Not long after he moved back to Chicago in 1974, Dad decided he’d had enough of his nine-to-five job in the aerospace industry. He’d been working to sup
port a family since he was nineteen, and now he did what a lot of people his age had already done: He dropped out. He packed a couple of pairs of jeans and a raincoat, and with $2,000 in his pocket and $8,000 in the bank, he took off in his MGB to find himself. He wandered around the country for a few months, eventually moving back to Lexington, Kentucky, where he learned a new skill as a leather craftsman. When he wasn’t sleeping in the back room of the leather shop where he worked, he stayed at an old fishing camp he had rented right on the Kentucky River called “Camp Wig.”
Meanwhile, whatever dreams Mom had of making it big in Hollywood weren’t working out. Right before I was ready to enter the first grade, she decided to give up on Los Angeles and head back to Kentucky to study for a nursing degree. She felt a calling to become a nurse, possibly because she had been helpless to ease her brother Brian’s suffering. She looked around for the right school and decided on the RN program in Eastern Kentucky University in Richmond.
This was the beginning of our vagabond years. Mom was a restless gypsy at heart, never satisfied to stay in one place, full of dreams of bigger things.

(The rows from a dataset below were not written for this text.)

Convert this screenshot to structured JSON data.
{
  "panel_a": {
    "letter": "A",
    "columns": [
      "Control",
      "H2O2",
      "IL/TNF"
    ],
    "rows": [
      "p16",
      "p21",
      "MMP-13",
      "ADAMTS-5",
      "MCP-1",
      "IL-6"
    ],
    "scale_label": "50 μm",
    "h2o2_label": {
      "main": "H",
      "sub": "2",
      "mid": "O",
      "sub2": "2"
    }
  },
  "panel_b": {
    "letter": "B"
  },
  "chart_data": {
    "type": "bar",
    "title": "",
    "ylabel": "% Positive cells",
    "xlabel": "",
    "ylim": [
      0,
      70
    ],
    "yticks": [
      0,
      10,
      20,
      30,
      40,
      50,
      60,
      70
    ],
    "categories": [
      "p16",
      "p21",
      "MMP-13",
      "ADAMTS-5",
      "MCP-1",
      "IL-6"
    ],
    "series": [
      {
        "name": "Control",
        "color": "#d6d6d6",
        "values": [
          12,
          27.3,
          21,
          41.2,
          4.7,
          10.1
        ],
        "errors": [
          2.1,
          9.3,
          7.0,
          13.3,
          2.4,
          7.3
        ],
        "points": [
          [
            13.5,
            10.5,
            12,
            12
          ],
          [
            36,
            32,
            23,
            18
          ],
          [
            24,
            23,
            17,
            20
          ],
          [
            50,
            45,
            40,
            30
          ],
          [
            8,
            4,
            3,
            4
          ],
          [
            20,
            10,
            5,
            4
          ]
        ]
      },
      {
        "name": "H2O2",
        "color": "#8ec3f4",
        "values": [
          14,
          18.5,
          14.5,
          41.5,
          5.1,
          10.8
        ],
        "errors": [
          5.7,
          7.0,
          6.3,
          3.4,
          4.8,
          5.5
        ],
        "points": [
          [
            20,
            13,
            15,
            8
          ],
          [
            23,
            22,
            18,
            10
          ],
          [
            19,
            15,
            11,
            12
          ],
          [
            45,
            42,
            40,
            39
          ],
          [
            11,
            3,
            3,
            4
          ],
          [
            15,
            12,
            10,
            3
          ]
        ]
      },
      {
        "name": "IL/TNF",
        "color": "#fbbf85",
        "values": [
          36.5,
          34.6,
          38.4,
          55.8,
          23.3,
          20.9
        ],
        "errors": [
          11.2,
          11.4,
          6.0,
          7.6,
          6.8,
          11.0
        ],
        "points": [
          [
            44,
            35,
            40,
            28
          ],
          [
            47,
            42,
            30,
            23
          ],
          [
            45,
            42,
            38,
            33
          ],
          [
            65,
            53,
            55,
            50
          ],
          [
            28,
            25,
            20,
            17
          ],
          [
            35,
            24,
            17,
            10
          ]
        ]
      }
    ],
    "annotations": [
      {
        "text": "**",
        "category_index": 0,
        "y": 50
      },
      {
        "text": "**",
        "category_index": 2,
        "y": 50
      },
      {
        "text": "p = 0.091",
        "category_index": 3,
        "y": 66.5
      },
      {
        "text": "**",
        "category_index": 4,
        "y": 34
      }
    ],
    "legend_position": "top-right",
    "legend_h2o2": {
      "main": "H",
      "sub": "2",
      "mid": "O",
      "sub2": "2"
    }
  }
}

I would attend thirteen schools between the ages of five and eighteen, as I was bounced around from town to town, household to household, from Los Angeles to Kentucky to Northern California and back again, while Mom roamed, developing her lofty dreams. Along the way, I was taught to believe that our lifestyle was normal and never to question it or complain, even when I was left alone for hours, sometimes days at a time, or when I was passed without warning to yet another relative. During these years I largely looked after myself—for example, learning to cook my own meals for myself when I was eight. Of course, I loved my mother, but at the same time I dreaded the mayhem and uncertainty that followed her everywhere. The consistent nurturing seemed to end when I was still very young, and I never knew what to expect next, whether I’d be tucked in by her, left alone to do the task myself, or left with a complete stranger. I often felt like an outsider observing my mom’s life as she followed her own dreams. Sometimes I was allowed momentarily into her inner sanctum—the bedroom while she studied or where I was occasionally permitted to sit beside her as she applied her makeup. I spent a lot of time waiting and watching, hoping for my turn with her. It rarely came.